You can't introduce the add-ons before the core. That'd be like having the Book of Nine Swords without the Player's Handbook. You can introduce them both simultaneously, and I expect that's what will happen.
If the section on combat starts off talking about imagining in my head an attack of swinging a weapon or casting a spell and causing "damage" against some monster... and that's it... fine! Works beautifully. And then if, as I read along, I also come across sidebars that talk about how you could possibly make special attacks as an added part of the fight in addition to that basic attack (like charging, bull rushing, grabbing, knocking prone, aiding another etc.), great! ...
I think that is almost right, but where I side with the thrust of Mattachine's remarks is that I'd say that they
must be developed simultaneously, but can then be introduced together or as core first or as core + some options first. Or at least, there must be enough options developed with the core to make sure that the options work. Otherwise, it will be 2E kits and specialty priests again--all over the place in quality, with frequent, lousy kludges to make up for the fact that concept X wasn't even considered in the "core".

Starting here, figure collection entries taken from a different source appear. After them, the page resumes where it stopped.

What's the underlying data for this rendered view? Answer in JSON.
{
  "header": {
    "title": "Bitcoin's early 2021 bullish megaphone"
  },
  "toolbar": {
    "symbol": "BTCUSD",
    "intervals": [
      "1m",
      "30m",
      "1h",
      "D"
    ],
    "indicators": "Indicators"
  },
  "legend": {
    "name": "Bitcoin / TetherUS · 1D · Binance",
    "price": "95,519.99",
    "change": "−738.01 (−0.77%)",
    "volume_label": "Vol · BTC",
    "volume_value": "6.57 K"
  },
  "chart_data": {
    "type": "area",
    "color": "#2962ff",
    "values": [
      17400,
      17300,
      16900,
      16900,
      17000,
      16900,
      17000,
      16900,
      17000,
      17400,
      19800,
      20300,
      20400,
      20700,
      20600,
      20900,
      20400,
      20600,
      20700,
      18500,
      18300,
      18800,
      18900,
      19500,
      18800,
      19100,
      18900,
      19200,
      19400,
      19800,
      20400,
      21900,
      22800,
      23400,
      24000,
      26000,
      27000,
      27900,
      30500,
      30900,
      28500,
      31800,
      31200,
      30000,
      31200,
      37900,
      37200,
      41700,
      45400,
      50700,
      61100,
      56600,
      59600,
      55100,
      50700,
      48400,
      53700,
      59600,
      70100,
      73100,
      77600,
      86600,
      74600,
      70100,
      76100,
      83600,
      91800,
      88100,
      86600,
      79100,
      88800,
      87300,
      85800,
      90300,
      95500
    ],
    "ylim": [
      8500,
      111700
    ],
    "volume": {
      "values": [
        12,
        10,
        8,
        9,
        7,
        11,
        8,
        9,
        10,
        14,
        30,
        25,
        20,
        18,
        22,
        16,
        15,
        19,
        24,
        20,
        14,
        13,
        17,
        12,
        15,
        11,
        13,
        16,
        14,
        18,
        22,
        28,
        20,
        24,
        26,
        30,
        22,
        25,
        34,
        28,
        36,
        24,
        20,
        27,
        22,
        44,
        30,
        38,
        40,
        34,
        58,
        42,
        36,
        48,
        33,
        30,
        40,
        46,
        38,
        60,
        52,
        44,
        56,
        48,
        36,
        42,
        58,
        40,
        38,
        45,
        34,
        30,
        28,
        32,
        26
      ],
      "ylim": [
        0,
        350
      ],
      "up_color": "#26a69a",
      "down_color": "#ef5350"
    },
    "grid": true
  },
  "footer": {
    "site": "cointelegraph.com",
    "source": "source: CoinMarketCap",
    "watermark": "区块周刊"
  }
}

Einstein's dictum: Make things as simple as possible no simpler--seems to be something that D&D design tries to do but gets really free with the "no simpler". "Hey, we've got this mechanic that works just fine, with A, B, C, and D, and covers a lot of cases. But look, if you kind of merge B and C, you can cut out D to just a footnote by these particular parts of A. Then all the players have to do is combine A and the B/C hybrid to get what they want. What could be simpler?"
Would have been a
lot better to kept the clean A, B, C, D version, and had a brief sidebar saying that if you used no options, D is largely irrelevant. In practice, we'll never get that unless there are valid options on the table to keep D in play.
I know both of you already know that, as we've talked about it before. I'm just ranting and clarifying on a pet peeve of mine, for the interest of anyone that hasn't consided what makes options actually work.